Gitmek istediğinizde gittiğiniz bir yer değil bu paralel evren. Gitmeniz gerektiğinde de değil. Gittiğinizde gittiğiniz diyebilirim. Bir gün yine gidiyorum , artık her gün geçtiğimiz için kanıksadığımız o muhteşem ağaç manzaralı yol gibi olmuş aradaki mesafe. Sıradanlaşmış en yücesi, kimse tenezzül etmez olmuş nefese, en gereklisi. Su gibi, her şey, ama benim için yol olmuş “sadece”.
Işık içinde ışık, sonra daha ışık. Kimseye söyleme diyor ama, bu yol kestirme. Işığın kestirmeye ihtiyacı mı var diyorum, ondan hızlısı mı var? Gülüyor, sizin dilinizde. Ağaç kollarını uzatıyor, binlerce evren boyunca tekrar etmiş gibi bu hareketi. Dansını bölüyorum ama önemli değil gibi de. İçeri buyur etmiyor, içeri buyurmuyorum da. Dışarı çıkıyorum, bizim evrenden.
Nedir, ne değildir derken bakıyorum öbür taraftayım ama “öbür” ne onu da bilmiyorum. Kimse de cevap vermiyor, çünkü burası cevapların yeri değil. Elmas mı desem, en değerli şey neyse o gelmeli aklıma, sizin dilinizde de her neyse; öyle bir şey… Değer-değmez uçup gidiyor bu alemde.
Değer değmez yok olan bir limit gibi erişemiyorum, değemezsin zaten de hani öyle bir süperpozisyon. Kimsesiz kimse gibi. Vay be diyorum, bu muydu bizim evrenin olayı da! Uzay gemimiz -sizin dilinizde- sarsılmaya başlıyor. Bizim evrenden çağırıyorlar.
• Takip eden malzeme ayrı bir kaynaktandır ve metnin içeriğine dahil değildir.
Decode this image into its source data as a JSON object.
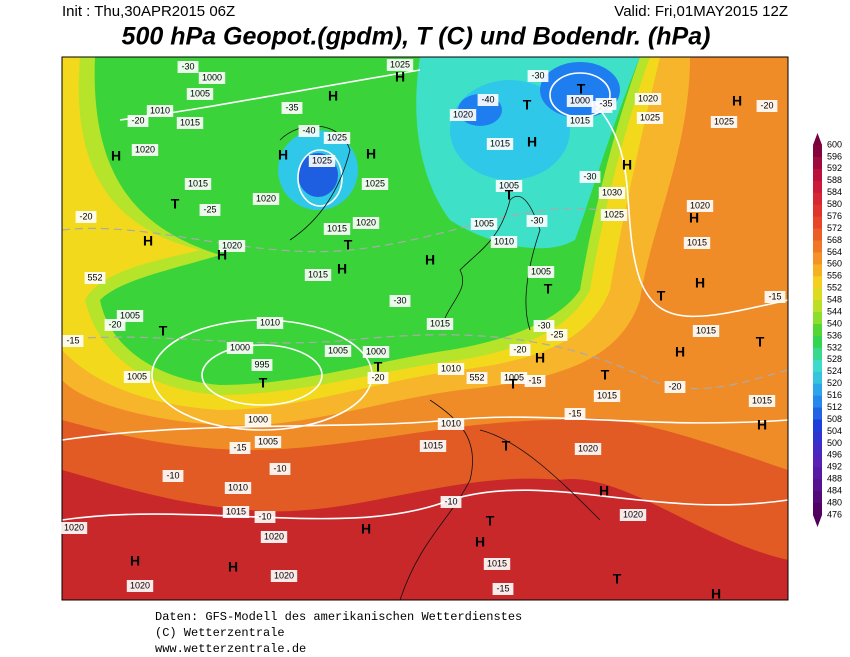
{
  "header": {
    "init": "Init : Thu,30APR2015 06Z",
    "valid": "Valid: Fri,01MAY2015 12Z",
    "title": "500 hPa Geopot.(gpdm), T (C) und Bodendr. (hPa)"
  },
  "footer": [
    "Daten: GFS-Modell des amerikanischen Wetterdienstes",
    "(C) Wetterzentrale",
    "www.wetterzentrale.de"
  ],
  "colorbar": {
    "levels": [
      "600",
      "596",
      "592",
      "588",
      "584",
      "580",
      "576",
      "572",
      "568",
      "564",
      "560",
      "556",
      "552",
      "548",
      "544",
      "540",
      "536",
      "532",
      "528",
      "524",
      "520",
      "516",
      "512",
      "508",
      "504",
      "500",
      "496",
      "492",
      "488",
      "484",
      "480",
      "476"
    ]
  },
  "map": {
    "labels": [
      "H",
      "1025",
      "1000",
      "1005",
      "-30",
      "1010",
      "1015",
      "-20",
      "1020",
      "H",
      "H",
      "-35",
      "-40",
      "1025",
      "H",
      "H",
      "1025",
      "1025",
      "T",
      "1015",
      "-25",
      "1020",
      "-20",
      "H",
      "1020",
      "H",
      "1015",
      "T",
      "1020",
      "1015",
      "H",
      "552",
      "-30",
      "H",
      "1005",
      "-20",
      "T",
      "1010",
      "-15",
      "1000",
      "1005",
      "1000",
      "T",
      "-20",
      "995",
      "T",
      "1005",
      "1000",
      "1005",
      "-15",
      "-10",
      "-10",
      "1010",
      "1015",
      "-10",
      "1020",
      "H",
      "T",
      "H",
      "1020",
      "H",
      "H",
      "1020",
      "1020",
      "1015",
      "-15",
      "T",
      "H",
      "1020",
      "H",
      "1020",
      "T",
      "1015",
      "1010",
      "-10",
      "1010",
      "552",
      "1005",
      "H",
      "T",
      "-20",
      "-15",
      "-15",
      "1015",
      "T",
      "-20",
      "H",
      "T",
      "H",
      "1015",
      "T",
      "1015",
      "H",
      "-15",
      "1015",
      "H",
      "1020",
      "-20",
      "H",
      "1025",
      "1025",
      "1020",
      "-25",
      "1015",
      "1030",
      "1025",
      "H",
      "-30",
      "T",
      "1000",
      "-35",
      "-30",
      "T",
      "1020",
      "-40",
      "H",
      "1015",
      "1005",
      "T",
      "-30",
      "1005",
      "1010",
      "T",
      "1005",
      "-30",
      "-25",
      "1015"
    ]
  }
}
Sonra dünya, bizim evren alıyor beni buradan. Sıradan insanlar, bürokratlar, adliye duvarı suratlı zavallılar, beş kat yukarı çık orada saçmalıklar var. Bunu imzalat getir, şunun kopyası eksik, bunun süresi geçik… Neyse ki evrenlerden sadece birinde…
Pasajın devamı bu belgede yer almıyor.